そして…司会のかけ声とともに大会がスタート。

3人とも落ち着いた様子で出だしは好調だ。決勝に進めるのは12チームの上位3チーム。相手となるのは100以上の応募の中から書類審査を通った強豪校ばかり。1時間40分の制限時間内で、どれだけ完成度を高められるか、3人のチームワークがカギを握る。

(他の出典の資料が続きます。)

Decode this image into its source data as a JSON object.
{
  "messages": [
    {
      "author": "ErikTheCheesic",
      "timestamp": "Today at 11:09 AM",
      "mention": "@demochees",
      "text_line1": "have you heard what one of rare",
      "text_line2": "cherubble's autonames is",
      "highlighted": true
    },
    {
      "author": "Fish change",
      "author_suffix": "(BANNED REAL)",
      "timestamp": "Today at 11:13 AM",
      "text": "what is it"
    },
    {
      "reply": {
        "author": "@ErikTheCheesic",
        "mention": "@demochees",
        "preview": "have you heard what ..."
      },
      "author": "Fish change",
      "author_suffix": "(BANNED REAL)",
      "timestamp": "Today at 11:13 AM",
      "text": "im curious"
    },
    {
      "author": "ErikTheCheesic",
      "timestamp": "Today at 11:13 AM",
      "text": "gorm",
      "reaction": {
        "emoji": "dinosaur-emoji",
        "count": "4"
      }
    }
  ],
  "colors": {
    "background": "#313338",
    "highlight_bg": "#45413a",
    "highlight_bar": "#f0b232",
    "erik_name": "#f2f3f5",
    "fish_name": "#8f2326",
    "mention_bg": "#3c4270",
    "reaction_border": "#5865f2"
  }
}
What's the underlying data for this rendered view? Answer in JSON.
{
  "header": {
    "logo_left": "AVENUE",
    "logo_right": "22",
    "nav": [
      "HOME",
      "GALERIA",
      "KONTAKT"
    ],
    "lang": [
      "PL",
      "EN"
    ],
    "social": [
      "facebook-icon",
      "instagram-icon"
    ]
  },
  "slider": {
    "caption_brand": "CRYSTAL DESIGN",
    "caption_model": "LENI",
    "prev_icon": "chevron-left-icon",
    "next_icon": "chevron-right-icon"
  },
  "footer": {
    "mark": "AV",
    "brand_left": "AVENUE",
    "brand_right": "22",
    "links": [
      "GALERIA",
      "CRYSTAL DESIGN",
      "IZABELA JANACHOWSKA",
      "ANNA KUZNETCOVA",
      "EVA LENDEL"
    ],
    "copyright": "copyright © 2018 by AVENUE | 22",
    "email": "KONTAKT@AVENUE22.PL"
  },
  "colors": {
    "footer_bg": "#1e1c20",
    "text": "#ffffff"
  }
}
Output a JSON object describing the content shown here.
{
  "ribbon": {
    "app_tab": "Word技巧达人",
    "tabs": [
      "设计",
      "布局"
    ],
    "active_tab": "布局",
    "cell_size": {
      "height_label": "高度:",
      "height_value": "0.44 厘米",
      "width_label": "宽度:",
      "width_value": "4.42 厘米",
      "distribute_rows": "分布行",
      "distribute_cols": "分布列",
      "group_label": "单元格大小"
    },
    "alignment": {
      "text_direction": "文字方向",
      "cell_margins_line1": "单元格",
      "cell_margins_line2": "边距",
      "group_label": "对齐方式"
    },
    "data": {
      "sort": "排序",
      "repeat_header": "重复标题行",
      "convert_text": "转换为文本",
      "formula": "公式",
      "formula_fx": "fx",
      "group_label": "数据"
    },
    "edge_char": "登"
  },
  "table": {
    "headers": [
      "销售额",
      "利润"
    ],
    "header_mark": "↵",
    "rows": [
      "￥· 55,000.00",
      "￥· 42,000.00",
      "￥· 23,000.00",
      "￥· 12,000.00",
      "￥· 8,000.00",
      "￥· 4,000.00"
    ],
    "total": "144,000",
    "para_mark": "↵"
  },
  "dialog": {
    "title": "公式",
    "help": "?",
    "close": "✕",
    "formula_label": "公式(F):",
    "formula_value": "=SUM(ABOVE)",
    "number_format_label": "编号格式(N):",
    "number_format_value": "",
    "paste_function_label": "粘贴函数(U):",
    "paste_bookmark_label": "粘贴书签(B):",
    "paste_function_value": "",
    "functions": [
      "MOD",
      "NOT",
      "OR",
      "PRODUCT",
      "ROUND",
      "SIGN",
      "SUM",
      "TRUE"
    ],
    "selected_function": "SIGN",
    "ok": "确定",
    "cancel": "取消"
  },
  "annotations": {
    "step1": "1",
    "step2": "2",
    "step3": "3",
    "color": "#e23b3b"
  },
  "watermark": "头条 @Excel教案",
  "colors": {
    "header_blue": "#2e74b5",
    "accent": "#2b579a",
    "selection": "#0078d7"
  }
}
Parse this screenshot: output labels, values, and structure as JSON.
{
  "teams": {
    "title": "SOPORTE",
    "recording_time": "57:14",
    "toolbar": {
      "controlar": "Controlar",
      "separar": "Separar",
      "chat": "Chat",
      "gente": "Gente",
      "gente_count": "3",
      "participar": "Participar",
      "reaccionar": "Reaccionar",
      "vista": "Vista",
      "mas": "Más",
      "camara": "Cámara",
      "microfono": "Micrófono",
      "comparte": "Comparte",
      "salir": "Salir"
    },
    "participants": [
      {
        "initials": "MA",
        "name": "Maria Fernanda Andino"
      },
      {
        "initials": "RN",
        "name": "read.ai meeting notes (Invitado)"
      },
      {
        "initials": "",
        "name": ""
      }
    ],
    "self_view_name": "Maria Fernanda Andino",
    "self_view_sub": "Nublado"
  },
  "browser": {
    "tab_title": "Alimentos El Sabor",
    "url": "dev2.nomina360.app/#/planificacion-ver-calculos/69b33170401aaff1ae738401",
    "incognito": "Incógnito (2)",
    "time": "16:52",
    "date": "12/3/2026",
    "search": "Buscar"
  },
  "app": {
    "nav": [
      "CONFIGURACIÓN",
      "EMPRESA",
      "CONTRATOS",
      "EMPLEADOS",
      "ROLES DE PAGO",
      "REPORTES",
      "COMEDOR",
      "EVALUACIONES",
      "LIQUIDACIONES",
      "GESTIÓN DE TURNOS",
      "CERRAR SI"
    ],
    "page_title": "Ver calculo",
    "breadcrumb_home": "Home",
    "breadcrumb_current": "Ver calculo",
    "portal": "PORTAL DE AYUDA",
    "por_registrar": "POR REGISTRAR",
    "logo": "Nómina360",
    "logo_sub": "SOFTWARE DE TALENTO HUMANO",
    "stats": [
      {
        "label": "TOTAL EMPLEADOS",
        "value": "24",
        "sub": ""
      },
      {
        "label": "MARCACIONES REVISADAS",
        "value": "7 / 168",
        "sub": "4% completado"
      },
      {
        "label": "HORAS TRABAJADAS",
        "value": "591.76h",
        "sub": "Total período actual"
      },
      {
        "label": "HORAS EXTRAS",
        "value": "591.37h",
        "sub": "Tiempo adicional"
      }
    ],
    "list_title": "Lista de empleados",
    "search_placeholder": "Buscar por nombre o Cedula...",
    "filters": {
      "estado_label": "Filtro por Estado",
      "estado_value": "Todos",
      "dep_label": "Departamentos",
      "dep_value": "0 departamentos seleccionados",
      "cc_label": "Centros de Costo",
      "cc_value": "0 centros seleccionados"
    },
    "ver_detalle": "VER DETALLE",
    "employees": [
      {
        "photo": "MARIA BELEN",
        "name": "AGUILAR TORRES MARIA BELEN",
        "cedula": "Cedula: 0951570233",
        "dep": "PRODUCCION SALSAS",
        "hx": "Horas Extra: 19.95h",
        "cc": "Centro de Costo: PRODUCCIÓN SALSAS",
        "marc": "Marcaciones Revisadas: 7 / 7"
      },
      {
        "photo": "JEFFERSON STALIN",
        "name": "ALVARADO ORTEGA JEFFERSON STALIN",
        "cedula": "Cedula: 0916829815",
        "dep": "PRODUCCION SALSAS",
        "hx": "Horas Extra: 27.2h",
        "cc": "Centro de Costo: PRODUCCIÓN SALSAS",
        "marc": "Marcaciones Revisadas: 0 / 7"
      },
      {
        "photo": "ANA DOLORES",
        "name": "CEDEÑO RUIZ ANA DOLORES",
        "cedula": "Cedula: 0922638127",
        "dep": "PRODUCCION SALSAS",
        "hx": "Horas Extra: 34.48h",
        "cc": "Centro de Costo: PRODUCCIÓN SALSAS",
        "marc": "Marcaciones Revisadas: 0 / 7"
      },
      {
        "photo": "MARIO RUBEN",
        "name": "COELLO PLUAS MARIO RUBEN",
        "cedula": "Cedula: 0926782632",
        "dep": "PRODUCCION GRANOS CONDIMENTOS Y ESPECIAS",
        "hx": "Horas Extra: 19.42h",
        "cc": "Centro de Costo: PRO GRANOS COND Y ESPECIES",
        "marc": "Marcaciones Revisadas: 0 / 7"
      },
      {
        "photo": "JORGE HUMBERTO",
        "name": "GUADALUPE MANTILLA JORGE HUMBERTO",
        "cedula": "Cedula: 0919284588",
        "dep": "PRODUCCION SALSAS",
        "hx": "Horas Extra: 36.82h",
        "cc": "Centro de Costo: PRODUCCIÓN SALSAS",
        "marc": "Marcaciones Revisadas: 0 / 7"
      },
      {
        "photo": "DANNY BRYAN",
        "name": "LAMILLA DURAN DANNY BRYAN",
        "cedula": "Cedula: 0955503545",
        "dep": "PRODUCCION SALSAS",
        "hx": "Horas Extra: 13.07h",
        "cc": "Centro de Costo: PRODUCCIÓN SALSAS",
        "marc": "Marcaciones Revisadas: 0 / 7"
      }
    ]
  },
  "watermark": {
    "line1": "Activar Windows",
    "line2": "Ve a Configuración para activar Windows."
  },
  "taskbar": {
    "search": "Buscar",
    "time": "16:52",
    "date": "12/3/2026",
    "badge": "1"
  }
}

阿吽の呼吸の3人は、順調に完成に近づいていたが、最後の仕上げで、アメ細工がうまくくっつかない。土台が固まらず、転倒してしまう。
練習ではすでに完成していた残り5分を切ってしまった。

なんとか時間内に完成させたが、アメ細工をケーキに乗せることができなかった。結果は…
「これからもパティシエのことを勉強」

決勝進出の3チームに、おかやま山陽高校のチーム名は呼ばれなかった。

おかやま山陽高校・三谷真歩先生:
私から見たらみんな100点。一緒に頑張ってくれてありがとう

おかやま山陽高校・岡山ひかるさん:
もっとやりたかった。みんなで出場できて幸せでした。最後の高校生活もう少しだけど、パティシエのことも勉強していきたい

おかやま山陽高校・小西花さん:
悔しいです。私はまだパティシエになりたいと思っているから、この悔しさや足りなかった部分を直せていけたら

おかやま山陽高校・星島彩希さん:
悔しい思いはしたけど、夏休みずっと頑張ってきてよかった。大人になっておいしいケーキが作れるように、これからも修行していきたい
全力で駆け抜けた高校最後の夏。この悔しさをバネに、生徒たちはこれからも最高のパティシエを目指す。